Allende teilte nämlich mit, dass das ursprüngliche Auslieferungsgesuch der deutschen Bundesregierung 1963 (!) vom chilenischen Obersten Gerichtshof als unzulässig abgelehnt wurde, und zwar unter Hinweis auf die – kürzeren – Verjährungsfristen für Mord nach chilenischem Recht. Dass der Oberste Gerichtshof Chiles nach den heute allgemein – unter anderem seit dem Pinochet-Verfahren und dem Rom-Statut über die Errichtung eines Internationalen Strafgerichtshofes – etablierten Regeln des Völkerstrafrechts von der Unverjährbarkeit des Völkermords hätte ausgehen sollen, ist zwar richtig, jedoch sollte Farías dann den Vorwurf an die Richter des Obersten Gerichtshofs richten, die damals – durchaus in Übereinstimmung mit der damaligen juristischen Diskussion, auch in Deutschland – so entschieden haben, und dies nicht Allende anlasten, der erst sieben Jahre später an die Regierung kam und mit dieser Angelegenheit im Rahmen seiner Exekutivbefugnisse befasst wurde. Nach einer solchen Entscheidung eines Obersten Gerichts darf keine Exekutive in keinem Land ausliefern, ohne die Gewaltenteilung zu missachten und einen internen Rechtsverstoß zu begehen. Das wäre auch in unserem „Rechtsstaat“ ein klarer Rechtsbruch, selbst wenn das Urteil eines Obersten Landesgerichts über die Zulässigkeit der Auslieferung – wie in unserem Fall – juristisch grottenfalsch wäre.
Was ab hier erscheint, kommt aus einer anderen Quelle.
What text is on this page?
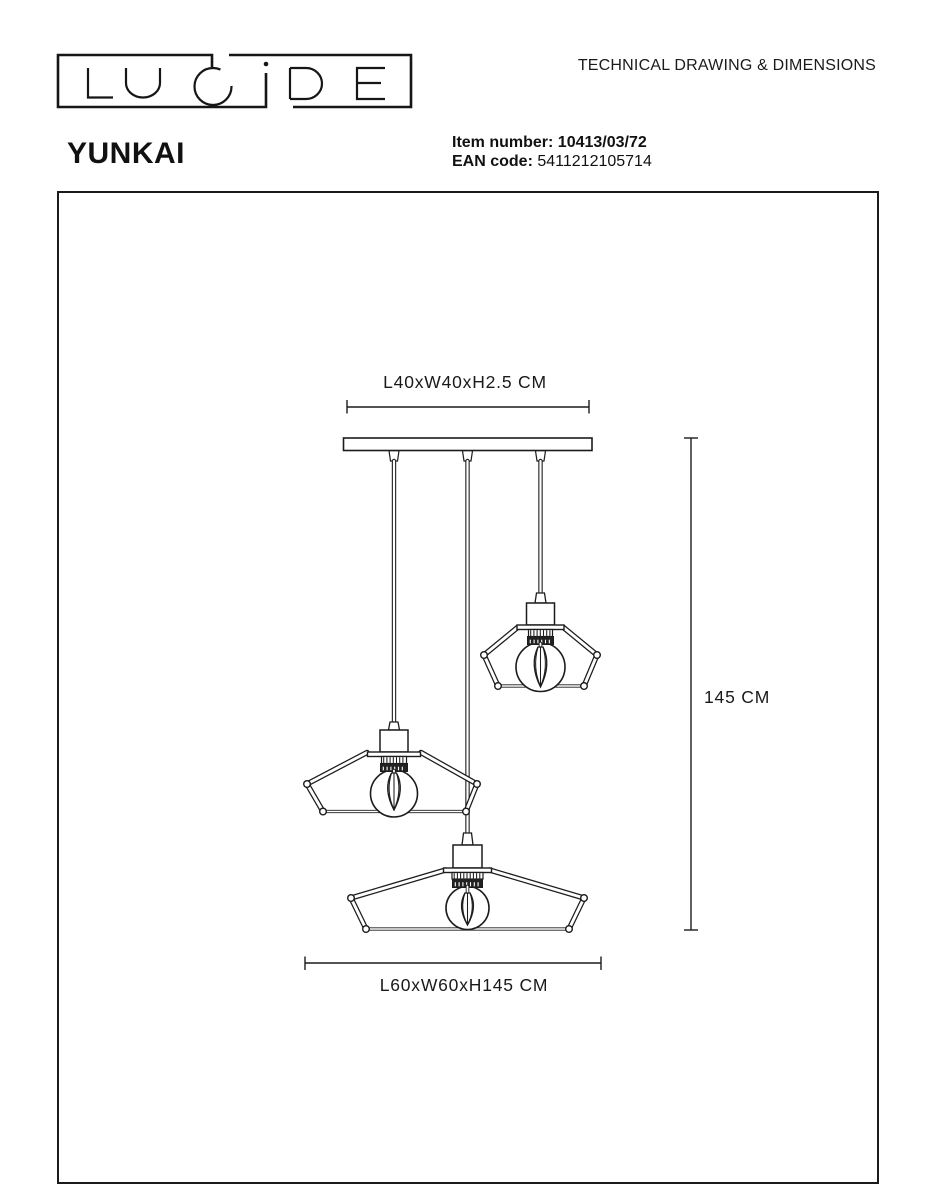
TECHNICAL DRAWING & DIMENSIONS
YUNKAI	Item number: 10413/03/72
EAN code: 5411212105714
L40xW40xH2.5 CM
145 CM
L60xW60xH145 CM
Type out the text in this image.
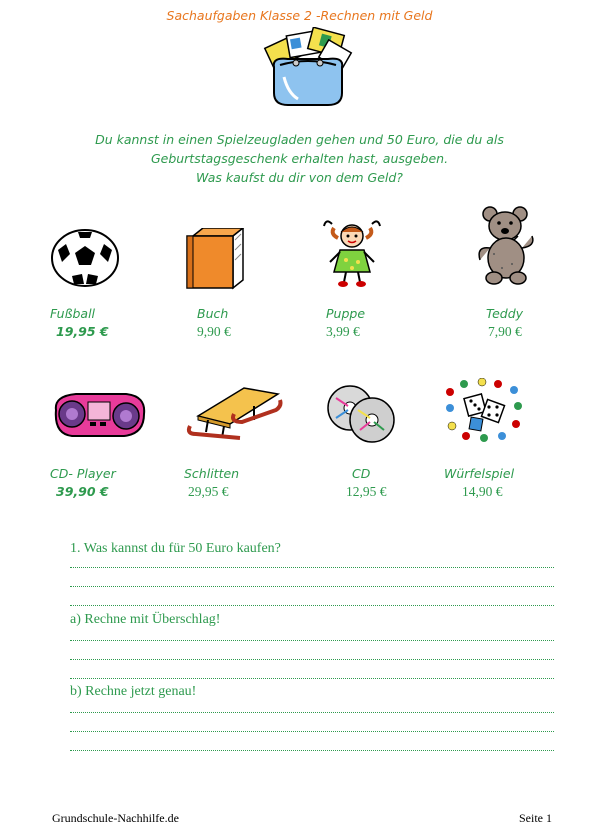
Sachaufgaben Klasse 2 -Rechnen mit Geld
Du kannst in einen Spielzeugladen gehen und 50 Euro, die du als
Geburtstagsgeschenk erhalten hast, ausgeben.
Was kaufst du dir von dem Geld?
Fußball
19,95 €
Buch
9,90 €
Puppe
3,99 €
Teddy
7,90 €
CD- Player
39,90 €
Schlitten
29,95 €
CD
12,95 €
Würfelspiel
14,90 €
1. Was kannst du für 50 Euro kaufen?
a) Rechne mit Überschlag!
b) Rechne jetzt genau!
Grundschule-Nachhilfe.de	Seite 1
Hinzu kam, dass die bürgerliche Opposition in Chile nur darauf gewartet hat, dass Allende die Verfassung bricht, indem er über eine Entscheidung des Gerichts hinweggeht, um ihn juristisch zu stürzen. Ich habe die Zeit damals live in Chile verfolgt, darum ging es den chilenischen Christdemokraten ja die ganze Zeit. Der Austausch zwischen Wiesenthal und Allende über die Frage einer möglichen – ausländerrechtlichen – Ausweisung von Rauff, der seit 1961 in Chile lebte und von den vorherigen Regierungen unbehelligt gelassen worden war (also, wenn man bundesdeutsche Kriterien anwenden wollte, erheblichen Vertrauensschutz genoss, denn die Vorgängerregierungen hatten seinen Aufenthalt jahrelang akzeptiert), wurde durch den Putsch unterbrochen, weil Allende inzwischen tot war.

Die Stiftung Salvador Allende hat unter der angegebenen Webadresse auch den kompletten Schriftwechsel zwischen Simon Wiesenthal und Salvador Allende im Internet zugänglich gemacht. Farías muss aus seiner (linksradikalen!) Vergangenheit bestens wissen, wie die Zwickmühle für Allende 1972 und 1973 mit dem ständigen Vorwurf des Rechtsbruchs durch die Opposition war und dass Allende sich – nach chilenischem Recht – rechtmäßig verhalten hat, indem er darauf verweisen musste, dass er ohne rechtliche Zulässigkeitserklärung Rauff nicht ausliefern konnte. Es jetzt so darzustellen, als habe Allende die Auslieferung abgelehnt, weil er Antisemit war, ist nicht nur unseriös und unwissenschaftlich, auch unter juristischen Gesichtspunkten, sondern perfide.

Den Gipfel der historischen Verfälschung erreicht Farías jedoch, indem er Allende mit Goebbels vergleicht: Auf die Frage, warum er für eine Umbenennung der Salvador-Allende-Straße und Schule in Berlin eintritt, antwortete er im Programm von Radio Multi-Kulti des RBB am 24. Mai: „Wenn es eine Goebbels-Straße in Berlin gäbe, meinen Sie doch auch, dass die umbenannt werden müsste, oder?“

Unter www.elclarin.cl/hemeroteca.html findet sich die komplette Dissertation Salvador Allendes und der Schriftwechsel zwischen Allende und Simon Wiesenthal.
Als Reaktion auf die Reichspogromnacht sandten chilenische Parlamentsabgeordnete – darunter Salvador Allende – am 26. November 1938 ein Protesttelegramm an Adolf Hitler.